The Court states
The appellants in these two proceedings (Councils) are councils for municipal areas in the State of Tasmania. In these proceedings, the Councils seek to obtain declaratory relief in respect of the interpretation and application of contracts to which the Councils are not parties. The question for determination is whether they are entitled to do so. This raises interrelated issues concerning this Court’s jurisdiction and power to award declaratory relief, a party’s standing to obtain such relief, and the common law doctrine of privity of contract.
The appellant in the first proceeding, Clarence City Council, administers a municipal area covering the eastern suburbs of Hobart and surrounding localities. The appellant in the second proceeding, Northern Midlands Council, administers a municipal area that extends from the south of Launceston to the Tasmanian central midlands. Relevantly for the present case, the territories administered by the Councils include the Hobart International Airport and Launceston Airport (Airports) respectively.
Due to constitutional limitations, the Councils do not have power to levy rates or charges in respect of the sites covered by the Airports, which are owned by the Commonwealth. At the time of the privatisation of Australia’s federal airports in the 1990s, this was perceived to create a competitive imbalance between the operators of the Airports (amongst other newly privatised airports) and their actual or potential competitors. To implement a policy of “competitive neutrality”, the Commonwealth resorted to a contractual solution, which is now the subject of the present litigation.
The Councils seek declarations in respect of two separate leases (leases) between the first respondent in each proceeding, the Commonwealth, and the second respondents in each proceeding, the respective lessees of the Airports—Hobart International Airport Pty Ltd and Australian Pacific Airports (Launceston) Pty Ltd (collectively, Lessees). The leases include a mechanism to the effect that, where council rates and taxes are not payable by the Lessees because the Airport site is owned by the Commonwealth, the Lessees must pay to the relevant Council an amount, as notified by the Council, calculated according to certain parameters described in the leases. The Councils, however, are not parties to the leases.
As a result of events detailed in these reasons, the Councils (which are opposed in this respect by the Commonwealth and the Lessees) contend that the Lessees have failed to pay the Councils the amounts which the Lessees are obliged to pay under the leases. The dispute results from differing interpretations of the leases relating to the manner in which the payments are to be calculated. The difficulty for the Councils is that, despite being ostensible participants in (and purportedly intended recipients of benefits under) the leases, they are not parties to the leases and are accordingly not entitled to enforce the leases’ terms. In these circumstances, the Councils instead seek declaratory relief in this Court in respect of the interpretation and application of the leases.

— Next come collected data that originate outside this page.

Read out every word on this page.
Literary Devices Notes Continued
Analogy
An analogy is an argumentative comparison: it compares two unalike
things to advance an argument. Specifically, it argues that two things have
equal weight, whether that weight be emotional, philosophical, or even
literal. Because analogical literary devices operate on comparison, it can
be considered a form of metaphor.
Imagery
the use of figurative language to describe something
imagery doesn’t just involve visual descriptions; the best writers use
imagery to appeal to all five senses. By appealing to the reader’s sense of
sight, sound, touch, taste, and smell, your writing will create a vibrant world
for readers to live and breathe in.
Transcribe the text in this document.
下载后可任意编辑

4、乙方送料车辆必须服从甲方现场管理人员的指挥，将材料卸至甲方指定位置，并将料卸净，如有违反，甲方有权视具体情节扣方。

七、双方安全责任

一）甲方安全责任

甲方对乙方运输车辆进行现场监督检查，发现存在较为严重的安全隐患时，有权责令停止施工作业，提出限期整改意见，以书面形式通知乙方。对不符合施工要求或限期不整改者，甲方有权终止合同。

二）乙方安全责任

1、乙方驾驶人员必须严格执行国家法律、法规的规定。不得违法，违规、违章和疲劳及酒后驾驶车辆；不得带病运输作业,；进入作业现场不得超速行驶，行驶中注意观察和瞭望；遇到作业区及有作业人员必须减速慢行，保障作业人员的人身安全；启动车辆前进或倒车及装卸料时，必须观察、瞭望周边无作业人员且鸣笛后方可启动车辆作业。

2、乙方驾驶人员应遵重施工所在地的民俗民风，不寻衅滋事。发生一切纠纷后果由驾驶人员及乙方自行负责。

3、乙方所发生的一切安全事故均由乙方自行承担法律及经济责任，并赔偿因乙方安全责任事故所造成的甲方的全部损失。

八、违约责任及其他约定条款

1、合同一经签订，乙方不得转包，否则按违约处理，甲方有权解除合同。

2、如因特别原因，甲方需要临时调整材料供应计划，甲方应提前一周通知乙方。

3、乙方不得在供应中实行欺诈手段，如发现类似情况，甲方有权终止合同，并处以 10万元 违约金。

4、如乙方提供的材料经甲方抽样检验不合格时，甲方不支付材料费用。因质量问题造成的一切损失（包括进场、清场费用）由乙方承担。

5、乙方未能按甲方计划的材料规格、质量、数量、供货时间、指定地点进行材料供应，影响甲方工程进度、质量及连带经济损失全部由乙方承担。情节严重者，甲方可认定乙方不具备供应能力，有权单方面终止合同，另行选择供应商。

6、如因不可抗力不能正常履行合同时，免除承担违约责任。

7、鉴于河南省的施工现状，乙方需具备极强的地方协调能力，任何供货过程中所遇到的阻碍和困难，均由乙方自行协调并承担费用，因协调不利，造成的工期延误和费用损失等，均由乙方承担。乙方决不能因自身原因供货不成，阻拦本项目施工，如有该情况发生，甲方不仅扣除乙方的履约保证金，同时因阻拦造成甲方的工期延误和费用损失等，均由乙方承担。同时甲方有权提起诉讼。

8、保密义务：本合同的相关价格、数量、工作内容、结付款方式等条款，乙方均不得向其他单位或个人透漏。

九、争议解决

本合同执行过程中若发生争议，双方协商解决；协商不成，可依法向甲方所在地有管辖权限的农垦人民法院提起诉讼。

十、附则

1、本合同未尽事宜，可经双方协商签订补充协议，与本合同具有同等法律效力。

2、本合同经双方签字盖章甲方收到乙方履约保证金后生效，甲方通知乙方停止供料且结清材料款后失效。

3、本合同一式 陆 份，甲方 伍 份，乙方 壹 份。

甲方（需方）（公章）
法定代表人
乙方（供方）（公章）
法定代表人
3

However, the primary judge held that the Councils had no standing to seek such relief. According to his Honour, to grant the Councils standing in the present case would be to jettison the fundamental and binding common law doctrine of privity of contract. The primary judge consequently dismissed the Councils’ proceedings.
With great respect to the primary judge, the claim in this proceeding by a third party to a contract for declaratory relief in respect of the interpretation of that contract does not raise the privity doctrine. Instead, the question of standing is to be determined by reference to, in particular, the constitutional and statutory requirement for a “matter”, and the test for standing applicable to claims for declaratory relief. In the present case, these matters centre on, first, the existence and quality of the controversy regarding the Councils’ claim to declaratory relief and, second, the quality or character of the Councils’ interest in that relief.
For these reasons expressed below, the Councils have standing to seek the declaratory relief in respect of the interpretation and application of the leases. Although the parties to the leases—the Commonwealth and the Lessees—are not in dispute, this is not, by itself, an impediment to the crystallisation of a justiciable controversy. Moreover, in the present case, the Councils, which are participants and beneficiaries under the terms of the leases, have a sufficient interest in the declaratory relief sought, which, if granted, would be of real commercial and practical importance to the Councils.
On this basis, we allow the Councils’ appeals and dismiss the Lessees’ notices of contention. Although the Councils have standing, it remains to be determined whether the Councils are entitled to the declaratory relief sought in the circumstances of the present case. The proceedings will be remitted to the primary judge to determine that question.